Green Bank and Kids

Green Bank for Kids

When my wife and I moved to Green Bank with our two small children, a 3 1/2 year old girl and a 6 month old boy, we didn't know if we would like it or how long we would stay. We were concerned about the kids, and how they would do growing up in a rural environment that lacked all the obvious cultural advantages. But a few years later, when we decided to put down roots here, we did so in part for the kids, and now, a decade after our arrival, it seems like one of the smartest things we ever did, for Green Bank is simply a wonderful place to raise children.

We moved to Green Bank from a large, suburban, university town, where parents had earnest discussions over the selection of a preschool while their children were still learning to walk. It was a place of numerous resources and cultural institutions. Green Bank is not like that.

In Green Bank there is one school, a rural Elementary-Middle School, and everyone's children attend it. It does not have many of the facilities of larger schools. They don't offer Japanese as an elective in the second grade. But it is small, friendly, clean and safe. It is more like a community school than a public school. It is a place were kids spend time playing outside in groups, where everyone can be on the soccer team, and where everyone can play in the school band. Because the school is small and economically diverse, my children have friends both older and younger, and from different backgrounds.

My wife and I are more involved with the school here than we would have been in our former town. That's true for lots of parents, and the school is supportive of our involvement. Every time I go there, I see someone helping out in one way or another. Several of us did after-hours tutoring in preparation for the county math field day. Others have reading sessions with the little kids, or show off sunspots through a telescope. You can do more than simply hand off your kid to the teachers, so you may put in more hours in your role as a parent in Green Bank, but the work is with your children and that is pretty good.

For its population, Pocahontas County has a nice Parks and Recreation program, and throughout the year you will see small groups of kids taking pottery, quilting, swimming or canoe classes, often after hours at the school. There are scouting, FFA, 4H, church groups, soccer and baseball. Our kids have more than enough to do. There is also the ever-present outdoors, and on nice evenings mydaughter and I often slip down to the creek to give the fish a laugh. We take family hikes and bike rides.
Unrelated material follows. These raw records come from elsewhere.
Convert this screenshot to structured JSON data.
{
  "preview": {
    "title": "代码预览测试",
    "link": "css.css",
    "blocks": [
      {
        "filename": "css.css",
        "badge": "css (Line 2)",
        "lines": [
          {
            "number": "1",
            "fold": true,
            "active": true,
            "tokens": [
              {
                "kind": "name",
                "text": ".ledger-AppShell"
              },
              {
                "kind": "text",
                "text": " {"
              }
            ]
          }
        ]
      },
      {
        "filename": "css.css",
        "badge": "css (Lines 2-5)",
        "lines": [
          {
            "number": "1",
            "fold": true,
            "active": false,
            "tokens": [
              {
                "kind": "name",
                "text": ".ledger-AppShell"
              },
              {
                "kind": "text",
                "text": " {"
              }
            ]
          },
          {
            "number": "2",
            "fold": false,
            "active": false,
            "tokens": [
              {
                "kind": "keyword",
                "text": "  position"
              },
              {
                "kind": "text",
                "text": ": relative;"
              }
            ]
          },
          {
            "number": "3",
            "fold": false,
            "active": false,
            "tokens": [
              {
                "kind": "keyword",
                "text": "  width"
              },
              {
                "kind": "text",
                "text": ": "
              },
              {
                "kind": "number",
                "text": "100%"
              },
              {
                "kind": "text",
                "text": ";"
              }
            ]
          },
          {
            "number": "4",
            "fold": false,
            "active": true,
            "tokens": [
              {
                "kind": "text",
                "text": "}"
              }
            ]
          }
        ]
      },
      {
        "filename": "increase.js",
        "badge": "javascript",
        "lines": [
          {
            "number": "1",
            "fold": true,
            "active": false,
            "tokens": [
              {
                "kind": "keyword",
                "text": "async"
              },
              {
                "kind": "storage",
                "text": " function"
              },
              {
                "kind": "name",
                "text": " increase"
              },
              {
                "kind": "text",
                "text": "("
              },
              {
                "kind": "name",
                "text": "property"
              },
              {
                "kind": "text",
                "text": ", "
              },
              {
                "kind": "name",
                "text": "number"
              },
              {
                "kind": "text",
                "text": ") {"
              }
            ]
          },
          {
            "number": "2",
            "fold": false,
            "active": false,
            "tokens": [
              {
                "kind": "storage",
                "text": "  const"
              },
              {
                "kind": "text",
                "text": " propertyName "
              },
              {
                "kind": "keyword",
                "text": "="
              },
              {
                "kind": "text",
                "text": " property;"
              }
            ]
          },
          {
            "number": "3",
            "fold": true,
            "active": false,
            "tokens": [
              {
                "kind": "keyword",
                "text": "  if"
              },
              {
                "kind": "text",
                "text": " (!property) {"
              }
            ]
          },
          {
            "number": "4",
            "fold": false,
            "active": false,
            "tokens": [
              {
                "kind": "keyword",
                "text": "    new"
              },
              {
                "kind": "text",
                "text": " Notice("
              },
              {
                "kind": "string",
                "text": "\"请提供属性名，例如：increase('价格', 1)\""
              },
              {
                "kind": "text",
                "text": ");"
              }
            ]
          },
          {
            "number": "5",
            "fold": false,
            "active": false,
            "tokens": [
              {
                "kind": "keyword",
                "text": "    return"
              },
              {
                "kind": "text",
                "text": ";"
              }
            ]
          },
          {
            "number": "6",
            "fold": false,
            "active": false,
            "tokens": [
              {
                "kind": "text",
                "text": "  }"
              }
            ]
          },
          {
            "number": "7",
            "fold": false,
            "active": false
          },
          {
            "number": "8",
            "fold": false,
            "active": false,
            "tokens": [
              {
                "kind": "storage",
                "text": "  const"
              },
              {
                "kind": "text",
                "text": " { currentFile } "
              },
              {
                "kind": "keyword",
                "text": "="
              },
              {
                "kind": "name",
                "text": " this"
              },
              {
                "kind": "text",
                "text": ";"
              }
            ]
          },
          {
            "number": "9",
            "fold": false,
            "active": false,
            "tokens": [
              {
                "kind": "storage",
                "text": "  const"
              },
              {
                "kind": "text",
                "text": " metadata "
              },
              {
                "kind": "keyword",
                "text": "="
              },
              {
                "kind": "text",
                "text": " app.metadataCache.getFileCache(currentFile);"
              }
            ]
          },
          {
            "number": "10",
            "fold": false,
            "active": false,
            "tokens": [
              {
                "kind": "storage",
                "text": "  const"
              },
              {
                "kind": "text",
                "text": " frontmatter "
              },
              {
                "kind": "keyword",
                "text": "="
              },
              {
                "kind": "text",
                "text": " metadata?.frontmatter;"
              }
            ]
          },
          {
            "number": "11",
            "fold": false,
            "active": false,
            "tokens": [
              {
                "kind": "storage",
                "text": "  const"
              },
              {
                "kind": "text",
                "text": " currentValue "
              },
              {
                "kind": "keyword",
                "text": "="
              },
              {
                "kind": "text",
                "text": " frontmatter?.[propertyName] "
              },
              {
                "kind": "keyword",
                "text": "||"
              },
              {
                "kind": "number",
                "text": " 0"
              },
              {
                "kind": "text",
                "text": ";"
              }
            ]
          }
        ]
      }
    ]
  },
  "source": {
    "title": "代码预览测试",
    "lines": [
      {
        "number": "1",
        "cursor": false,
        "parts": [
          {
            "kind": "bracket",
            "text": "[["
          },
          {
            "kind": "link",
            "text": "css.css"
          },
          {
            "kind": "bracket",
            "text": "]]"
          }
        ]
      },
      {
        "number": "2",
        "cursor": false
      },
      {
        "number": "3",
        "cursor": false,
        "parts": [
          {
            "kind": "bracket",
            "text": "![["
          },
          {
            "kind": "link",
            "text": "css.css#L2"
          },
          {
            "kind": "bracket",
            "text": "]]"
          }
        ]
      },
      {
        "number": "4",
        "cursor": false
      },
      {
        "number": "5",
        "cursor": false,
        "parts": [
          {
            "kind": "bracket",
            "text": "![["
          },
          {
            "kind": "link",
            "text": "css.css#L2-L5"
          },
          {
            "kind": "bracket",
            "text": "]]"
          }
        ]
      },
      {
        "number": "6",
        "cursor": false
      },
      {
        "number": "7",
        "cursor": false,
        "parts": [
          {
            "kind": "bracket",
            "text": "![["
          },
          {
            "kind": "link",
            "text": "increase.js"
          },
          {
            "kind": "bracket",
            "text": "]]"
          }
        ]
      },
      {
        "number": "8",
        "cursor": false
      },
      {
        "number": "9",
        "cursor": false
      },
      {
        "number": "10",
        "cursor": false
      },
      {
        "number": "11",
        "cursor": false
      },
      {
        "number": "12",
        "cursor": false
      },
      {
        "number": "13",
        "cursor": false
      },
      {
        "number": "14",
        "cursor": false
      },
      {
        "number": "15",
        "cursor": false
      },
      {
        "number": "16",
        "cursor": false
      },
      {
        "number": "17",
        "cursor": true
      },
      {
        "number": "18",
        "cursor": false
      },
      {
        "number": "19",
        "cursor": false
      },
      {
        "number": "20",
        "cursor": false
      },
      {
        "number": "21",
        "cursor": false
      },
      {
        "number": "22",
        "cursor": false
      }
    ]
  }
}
In Green Bank the general store carries all the basics that you might need, but the movie theater is more than 50 miles away, as is the nearest bookstore. That's also how far you have to go to see the orthodontist or find a good selection of wine. The most negative things about life in this area are the absences: no malls or fast food joints, a long drive to a theater or supermarket. But this also helps to make it a wonderful place for a family. Every few weeks we load the kids into the van and make a day of it, driving the hour to the supermarket, taking in lunch at a restaurant, perhaps a movie. Sometimes other kids come along. Parents carpool to the orthodontist and to little league games. We plan our vacations so that the children have the experience of cities and all the opportunities they offer. Then we come home. I've heard a number of people say how glad they are to have raised their children in this area. There have been several families in recent years who moved from elsewhere, often at some sacrifice, so that their kids could grow up here. At first this puzzled me, but now it doesn't. It is not easy being a kid today, and there is no place free from modern pressures and the natural discomforts of youth. But Green Bank is a great place for families and kids, and I am glad we are here.

Jay Lockman

June 2003


It's December 2011 and my daughter and son are both home on break from College. Both attended the Pocahontas Co. WV public schools from pre-K through 12th grade, and both had their choice among several quite good schools when it came time to pick a college. Nearly 20 years ago we chose to live in Green Bank because we though it would be a great place for children and we've not been disappointed in the results. Neither have the kids. "Green Bank is a great place to grow up" says my daughter, while during his first year at a large urban university my son discovered that "most kids at school just 'grew up'. They didn't have the kind of experiences I did, like going to Trent's General Store, playing in the Greenbrier River, bonfire parties and the Cass railroad."

They might also have mentioned that they grew up without cell phone service, even at the High School, but I don't think that absence was too important to them and their friends. I personally like the fact that my kids and their friends seem comfortable around adults --something I'm told is not so common. Green Bank is not perfect, but we've never regretted our decision to stay.